The Piano

I've been reading The Bone People which Karl got for me because it's about "an artist estranged from her art" and because there are beautiful drawings of hands on the cover.

It takes place in New Zealand, and there's a boy of mysterious origins who doesn't talk and no one knows why. This reminded me of the movie The Piano, which I had forgotten about in my search for stories of injured hands.

It was the first art house movie I saw in college. I was totally taken in by its grey moodiness and images like a piano left alone on a beach. In the final scenes Sam Neill chops off the finger of Holly Hunter, his mute, piano playing, mail-order wife, for cheating on him. Then she almost drowns when her foot is caught in a rope attached to her sinking piano. I'd never seen anything that was at once so horrible and beautiful at the same time. It was confusing and disturbing, but I loved that feeling. Even though I could barely watch it. A lot of people left the theater. I wanted to but couldn't.

But then, she does not drown. She escapes, and in the end she is dry and serene, at a piano with a silver finger replacing her lost one, which clicks softly every now and then as she slowly plays the keys. It was an unforgettable moment, and I was extremely sad for the people who had left.

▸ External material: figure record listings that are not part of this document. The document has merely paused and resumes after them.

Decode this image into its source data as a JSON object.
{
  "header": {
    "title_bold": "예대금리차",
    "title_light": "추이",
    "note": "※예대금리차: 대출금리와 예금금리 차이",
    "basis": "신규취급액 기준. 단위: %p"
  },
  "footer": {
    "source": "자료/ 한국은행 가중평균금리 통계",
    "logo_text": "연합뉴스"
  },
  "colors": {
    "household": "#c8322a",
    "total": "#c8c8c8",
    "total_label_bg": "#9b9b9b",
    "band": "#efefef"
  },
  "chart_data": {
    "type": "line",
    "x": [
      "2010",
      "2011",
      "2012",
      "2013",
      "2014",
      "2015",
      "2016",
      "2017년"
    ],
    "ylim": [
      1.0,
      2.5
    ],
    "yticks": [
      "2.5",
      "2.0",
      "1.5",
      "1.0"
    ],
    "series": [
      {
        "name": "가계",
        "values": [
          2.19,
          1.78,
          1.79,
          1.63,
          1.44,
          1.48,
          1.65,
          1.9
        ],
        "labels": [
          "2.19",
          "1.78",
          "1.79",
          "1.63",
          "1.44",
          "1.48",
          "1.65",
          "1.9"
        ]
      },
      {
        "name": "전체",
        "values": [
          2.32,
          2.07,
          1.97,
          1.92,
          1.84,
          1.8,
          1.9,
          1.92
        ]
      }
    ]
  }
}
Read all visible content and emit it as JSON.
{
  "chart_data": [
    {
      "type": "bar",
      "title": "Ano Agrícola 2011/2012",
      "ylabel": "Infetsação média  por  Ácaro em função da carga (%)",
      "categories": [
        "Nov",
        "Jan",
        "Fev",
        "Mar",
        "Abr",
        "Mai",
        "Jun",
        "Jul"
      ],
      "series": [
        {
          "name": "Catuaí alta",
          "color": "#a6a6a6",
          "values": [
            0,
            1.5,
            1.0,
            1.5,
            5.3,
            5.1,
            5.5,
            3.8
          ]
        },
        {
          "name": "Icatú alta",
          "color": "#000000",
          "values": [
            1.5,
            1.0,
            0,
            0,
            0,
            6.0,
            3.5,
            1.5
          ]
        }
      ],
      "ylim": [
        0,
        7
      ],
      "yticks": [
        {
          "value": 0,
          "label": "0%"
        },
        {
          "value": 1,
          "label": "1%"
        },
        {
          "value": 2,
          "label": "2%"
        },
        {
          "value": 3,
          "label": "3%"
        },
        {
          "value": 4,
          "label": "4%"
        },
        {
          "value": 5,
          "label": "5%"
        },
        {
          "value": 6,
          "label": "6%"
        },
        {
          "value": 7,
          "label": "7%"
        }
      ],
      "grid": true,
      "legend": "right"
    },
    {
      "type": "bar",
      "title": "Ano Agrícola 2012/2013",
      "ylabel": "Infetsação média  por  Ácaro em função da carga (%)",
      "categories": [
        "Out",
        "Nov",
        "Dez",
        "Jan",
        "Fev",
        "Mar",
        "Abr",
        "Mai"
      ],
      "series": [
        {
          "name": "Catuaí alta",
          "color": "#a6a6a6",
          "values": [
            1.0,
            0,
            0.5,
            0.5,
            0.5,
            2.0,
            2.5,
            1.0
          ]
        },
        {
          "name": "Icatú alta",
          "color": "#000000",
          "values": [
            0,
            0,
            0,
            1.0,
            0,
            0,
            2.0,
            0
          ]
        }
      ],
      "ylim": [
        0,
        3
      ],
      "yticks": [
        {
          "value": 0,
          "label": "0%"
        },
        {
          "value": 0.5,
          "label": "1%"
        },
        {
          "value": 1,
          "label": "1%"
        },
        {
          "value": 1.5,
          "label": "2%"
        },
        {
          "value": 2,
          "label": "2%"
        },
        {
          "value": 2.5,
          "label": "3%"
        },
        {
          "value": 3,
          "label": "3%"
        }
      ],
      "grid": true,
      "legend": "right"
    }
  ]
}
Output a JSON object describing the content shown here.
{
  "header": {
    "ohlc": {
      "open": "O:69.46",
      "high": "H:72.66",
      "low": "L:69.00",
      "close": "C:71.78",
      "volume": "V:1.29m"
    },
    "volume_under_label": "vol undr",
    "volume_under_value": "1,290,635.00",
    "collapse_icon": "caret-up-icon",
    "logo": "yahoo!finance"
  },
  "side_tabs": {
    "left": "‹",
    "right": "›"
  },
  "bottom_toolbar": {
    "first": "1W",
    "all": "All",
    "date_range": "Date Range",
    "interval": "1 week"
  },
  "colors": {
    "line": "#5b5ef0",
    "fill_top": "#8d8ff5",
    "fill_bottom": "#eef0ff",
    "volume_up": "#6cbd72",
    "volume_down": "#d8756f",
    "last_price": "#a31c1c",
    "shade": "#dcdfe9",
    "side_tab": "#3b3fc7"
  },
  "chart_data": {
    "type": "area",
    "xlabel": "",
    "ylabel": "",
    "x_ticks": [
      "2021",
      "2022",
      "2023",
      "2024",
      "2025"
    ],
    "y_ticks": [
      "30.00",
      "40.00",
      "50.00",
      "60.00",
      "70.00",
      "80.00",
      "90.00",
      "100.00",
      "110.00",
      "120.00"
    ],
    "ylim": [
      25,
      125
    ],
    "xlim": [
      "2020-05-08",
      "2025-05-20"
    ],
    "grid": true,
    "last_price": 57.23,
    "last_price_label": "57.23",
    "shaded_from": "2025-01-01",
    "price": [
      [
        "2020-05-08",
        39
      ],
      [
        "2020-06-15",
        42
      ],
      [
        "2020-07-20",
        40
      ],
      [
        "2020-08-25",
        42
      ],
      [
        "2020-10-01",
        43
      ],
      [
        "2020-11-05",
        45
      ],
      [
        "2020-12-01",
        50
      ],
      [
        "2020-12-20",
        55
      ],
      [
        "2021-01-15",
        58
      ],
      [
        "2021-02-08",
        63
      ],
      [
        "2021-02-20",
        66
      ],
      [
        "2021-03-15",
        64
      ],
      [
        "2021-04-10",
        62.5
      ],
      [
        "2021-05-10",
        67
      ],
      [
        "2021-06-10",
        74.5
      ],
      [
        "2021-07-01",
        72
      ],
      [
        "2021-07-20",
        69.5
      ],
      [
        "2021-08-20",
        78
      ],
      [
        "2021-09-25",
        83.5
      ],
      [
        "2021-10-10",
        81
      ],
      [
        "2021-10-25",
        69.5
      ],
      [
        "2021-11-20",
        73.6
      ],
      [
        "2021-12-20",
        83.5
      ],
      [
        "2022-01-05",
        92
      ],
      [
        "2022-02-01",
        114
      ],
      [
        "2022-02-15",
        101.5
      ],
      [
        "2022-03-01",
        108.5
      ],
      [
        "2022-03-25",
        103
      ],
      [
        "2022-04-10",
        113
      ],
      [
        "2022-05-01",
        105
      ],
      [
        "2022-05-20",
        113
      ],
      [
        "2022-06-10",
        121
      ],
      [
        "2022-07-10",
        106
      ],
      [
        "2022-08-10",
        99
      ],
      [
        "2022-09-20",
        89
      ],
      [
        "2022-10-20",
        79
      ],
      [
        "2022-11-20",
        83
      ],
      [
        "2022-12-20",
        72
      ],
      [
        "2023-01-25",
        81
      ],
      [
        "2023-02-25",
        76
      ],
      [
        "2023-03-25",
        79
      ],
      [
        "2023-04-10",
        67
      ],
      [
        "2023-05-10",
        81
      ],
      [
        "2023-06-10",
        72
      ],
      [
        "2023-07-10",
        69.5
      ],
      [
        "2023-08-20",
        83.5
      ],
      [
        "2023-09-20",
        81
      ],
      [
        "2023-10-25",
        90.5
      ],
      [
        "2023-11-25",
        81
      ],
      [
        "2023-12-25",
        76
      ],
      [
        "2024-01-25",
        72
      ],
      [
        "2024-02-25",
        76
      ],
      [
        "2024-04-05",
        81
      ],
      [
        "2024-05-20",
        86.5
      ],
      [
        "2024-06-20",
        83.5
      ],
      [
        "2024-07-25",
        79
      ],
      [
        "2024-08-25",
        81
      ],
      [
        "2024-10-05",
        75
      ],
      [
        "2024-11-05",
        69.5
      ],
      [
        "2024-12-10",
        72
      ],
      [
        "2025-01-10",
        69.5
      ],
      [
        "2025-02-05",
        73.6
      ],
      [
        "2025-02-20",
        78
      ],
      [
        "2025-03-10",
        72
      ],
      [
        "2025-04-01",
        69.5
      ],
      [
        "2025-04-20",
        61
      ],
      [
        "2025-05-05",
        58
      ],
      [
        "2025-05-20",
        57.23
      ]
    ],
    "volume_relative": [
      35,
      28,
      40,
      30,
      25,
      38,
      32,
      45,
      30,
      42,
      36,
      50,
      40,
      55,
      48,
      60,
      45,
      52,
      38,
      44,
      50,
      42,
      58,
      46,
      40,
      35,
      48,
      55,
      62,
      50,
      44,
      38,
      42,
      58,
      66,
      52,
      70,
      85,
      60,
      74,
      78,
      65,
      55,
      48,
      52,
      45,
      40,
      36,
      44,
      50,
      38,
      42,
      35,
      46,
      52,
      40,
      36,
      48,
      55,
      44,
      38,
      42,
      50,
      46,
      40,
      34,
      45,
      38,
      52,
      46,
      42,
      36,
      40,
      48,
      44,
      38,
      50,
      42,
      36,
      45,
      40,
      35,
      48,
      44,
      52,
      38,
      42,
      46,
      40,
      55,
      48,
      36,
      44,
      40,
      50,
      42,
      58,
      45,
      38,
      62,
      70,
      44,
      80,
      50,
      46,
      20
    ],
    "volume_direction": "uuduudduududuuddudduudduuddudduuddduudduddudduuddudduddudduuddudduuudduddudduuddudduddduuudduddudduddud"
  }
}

I only realize now that The Piano is a retelling of The Handless Maiden, one of my all time favorite folk tales, used in Women Who Run With the Wolves by Clarissa Pinkola Estes who I saw speak around the same time. Why I never noticed that before I can't think, and how I came to take an injury that mirrors this makes me suspicious.

I couldn't find a still of that scene, so I drew it as best I could remember.